Aber: Was bedeuten diese auf praktischer Handlungsebene?

Dies war Gegenstand einer Arbeitstagung des b3-Projektes „Basiskonzept für die Bedarfsermittlung in der beruflichen Rehabilitation“, die sich gleichermaßen an Vertreter von Leistungsträgern, Leistungserbringern sowie an Vertreter der Interessen von Menschen mit Behinderung richtete.

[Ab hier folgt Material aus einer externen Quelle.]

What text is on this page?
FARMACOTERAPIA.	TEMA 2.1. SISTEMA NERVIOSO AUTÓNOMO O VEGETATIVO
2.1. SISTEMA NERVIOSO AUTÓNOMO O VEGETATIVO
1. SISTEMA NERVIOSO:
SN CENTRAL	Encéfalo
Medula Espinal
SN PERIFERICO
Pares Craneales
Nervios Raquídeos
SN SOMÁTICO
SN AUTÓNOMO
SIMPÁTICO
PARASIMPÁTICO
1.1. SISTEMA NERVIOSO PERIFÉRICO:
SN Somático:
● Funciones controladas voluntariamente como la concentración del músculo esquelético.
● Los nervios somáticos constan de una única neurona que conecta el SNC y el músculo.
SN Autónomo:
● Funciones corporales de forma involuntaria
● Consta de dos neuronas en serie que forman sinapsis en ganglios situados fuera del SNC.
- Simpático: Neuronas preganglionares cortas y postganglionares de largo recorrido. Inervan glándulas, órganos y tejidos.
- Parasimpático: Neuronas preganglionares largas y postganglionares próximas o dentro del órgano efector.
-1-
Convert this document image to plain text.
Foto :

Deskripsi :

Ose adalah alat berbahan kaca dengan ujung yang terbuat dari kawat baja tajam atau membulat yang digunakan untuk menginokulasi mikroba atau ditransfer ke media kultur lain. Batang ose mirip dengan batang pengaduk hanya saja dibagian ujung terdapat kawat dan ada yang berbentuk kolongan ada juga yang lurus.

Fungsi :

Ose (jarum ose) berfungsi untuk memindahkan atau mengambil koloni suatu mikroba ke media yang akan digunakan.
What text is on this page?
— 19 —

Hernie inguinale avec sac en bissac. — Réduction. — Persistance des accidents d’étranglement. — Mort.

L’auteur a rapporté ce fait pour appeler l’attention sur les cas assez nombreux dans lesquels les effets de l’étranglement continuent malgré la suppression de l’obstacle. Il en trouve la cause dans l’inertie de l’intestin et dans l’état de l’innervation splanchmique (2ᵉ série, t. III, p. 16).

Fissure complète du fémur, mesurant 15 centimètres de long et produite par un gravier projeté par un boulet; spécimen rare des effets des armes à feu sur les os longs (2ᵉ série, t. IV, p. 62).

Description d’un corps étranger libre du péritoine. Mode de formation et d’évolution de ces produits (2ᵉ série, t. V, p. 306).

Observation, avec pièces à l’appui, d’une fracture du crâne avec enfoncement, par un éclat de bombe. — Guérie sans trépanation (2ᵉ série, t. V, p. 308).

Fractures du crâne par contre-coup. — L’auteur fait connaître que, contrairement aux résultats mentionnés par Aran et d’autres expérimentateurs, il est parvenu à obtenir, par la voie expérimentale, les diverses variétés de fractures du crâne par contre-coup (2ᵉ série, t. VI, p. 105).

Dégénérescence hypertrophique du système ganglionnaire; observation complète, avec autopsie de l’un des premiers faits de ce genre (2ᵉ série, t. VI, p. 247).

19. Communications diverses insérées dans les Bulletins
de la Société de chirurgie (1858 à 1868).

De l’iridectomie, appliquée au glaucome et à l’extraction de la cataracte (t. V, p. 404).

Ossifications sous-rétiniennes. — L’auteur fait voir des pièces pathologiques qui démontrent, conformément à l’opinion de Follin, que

Eröffnet wurde die Veranstaltung durch Markus Hofmann (DGB und alternierender Vorstandsvorsitzender der BAR) sowie Alfons Polczyk (BMAS). Hierauf folgte ein Vortrag von Prof. Dr. Markus Schäfers (Hochschule Fulda) zum Thema „Das Paradigma der Personenzentrierung und Konsequenzen für die Ermittlung von Teilhabebedarf“. Anschließend wurden von den über 60 Teilnehmenden in insgesamt sechs parallelen Arbeitsgruppen verschiedene Anforderungen für eine Bedarfsermittlung im Bereich von Leistungen zur Teilhabe am Arbeitsleben konkreter beleuchtet: umfassend, interdisziplinär, lebenswelt-/sozialraumorientiert, partizipativ, kompetenzorientiert, zielorientiert. Im Mittelpunkt standen hierbei zwei, aus der jeweiligen Perspektive zu bearbeitende, Leitfragen: „Was verbindet sich mit dem jeweils untersuchten Einzelkriterium inhaltlich?“ sowie „Was verbindet sich mit dem Kriterium im praktischen Handeln der professionellen Akteure?“. Der gemeinsame Arbeitsprozess war gekennzeichnet von intensiven und konstruktiven Diskussionen in den Arbeitsgruppen. Hierbei eröffneten sich innerhalb und zwischen den unterschiedlichen Akteursgruppen teils ähnliche, teils aber auch verschiedene Auffassungen zur Relevanz und zum inhaltlichen Verständnis dieser Anforderungen.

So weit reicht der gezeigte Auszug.